With reference to FIGS. 20 and 21 the mining platform can be pivotally suspended both about a vertical pivot 54 and a horizontal pivot 56. In these FIGS. 58 designates support or drive wheels for the platform on the guides 38, and 60 is a suspension strut for the platform, see also FIG. 18. In FIGS. 20 and 21 and the guide 38 is rigidly attached with its attachment 50 in the horizontal roof of the mining chamber, contrary to the embodiment in FIG. 19. By the pivoted suspension of the mining platform, it can be flexibly adapted to the changes of direction of the mining chamber.
To enable adaption of the extension of the guide sections 38 to the sideward windings of the mining chamber and even bridge smaller faults, joining members 62 of the kind schematically illustrated in FIG. 22 can be used in arbitrary combinations for angling or shifting in parallel of the guide sections 38 with respect to each other. The width of such joining section 62 corresponds to the tooth or pin rack pitch of the guide sections, indicated by points 63 in such a way that said pitch is also maintained in the joint transitions. In order to eliminate risk of jamming for the pinions cooperating with the tooth or pin rack, the tooth or pin of the joining section 62 that extends in the drawing plane in FIG. 22a-c, should be bevelled, i.e. have clearances towards the ends.
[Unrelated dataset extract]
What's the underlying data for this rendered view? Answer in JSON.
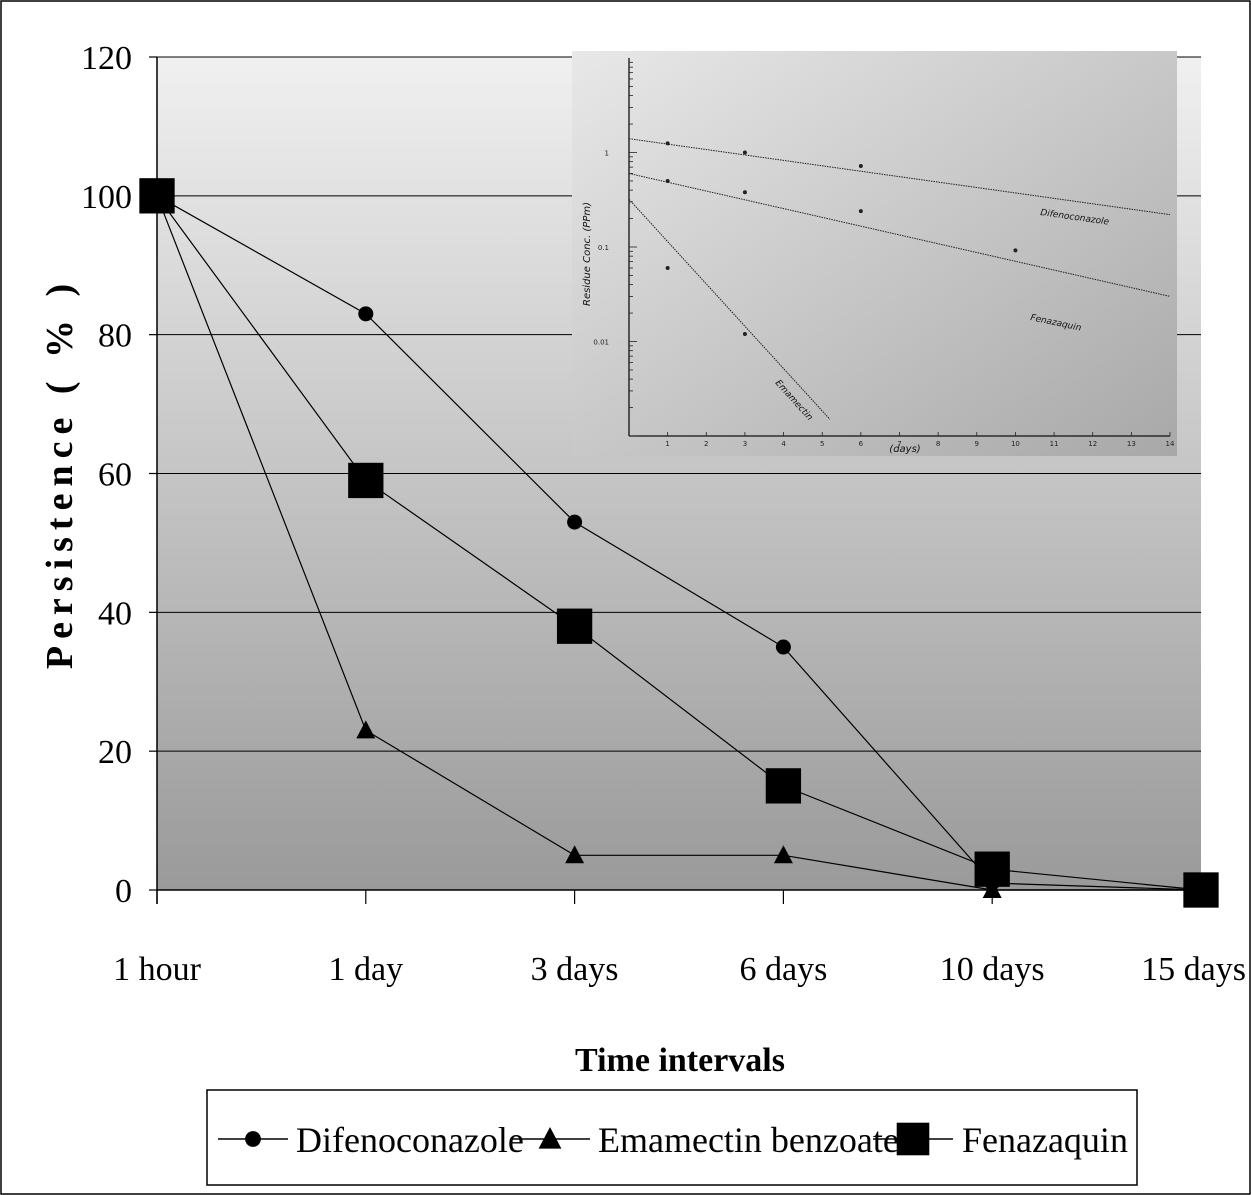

In order to be able to pass a portion with non-interesting minerals, see 2 in FIG. 1, it can be desirable in certain cases to pass it on its upper or lower side. For this purpose it may be needed to change the direction of the guide sections upwardly and/or downwardly. Also here joining elements of a similar type as the joining elements 62 in FIG. 22a-care then used. Introduction of such joining elements 64 is schematically illustrated in FIG. 22d.
Since the teeth or pins of these joining elements 64 extend perpendicularly to the drawing plane in FIG. 22d there is no risk for jamming and accordingly there are neither any end clearances required.
Of the above types of joining elements 62 and 64, respectively, two types each are required, viz. for the joining elements 62 rightwardly and leftwardly directed design, respectively, and for the joining elements 64 upwardly and downwardly directed designs, respectively. The reason for this is that these joining elements as well the guide sections 38 shall include conduit sections for air and water to the mining equipment.
If not otherwise state, the components included in the mining equipment, which have not been described in more detail, can be of conventional kind. Thus, guide sections, drive means for the transport lift cage, drill rigs, etcetera, be of a conventional design, well known to the man of the art.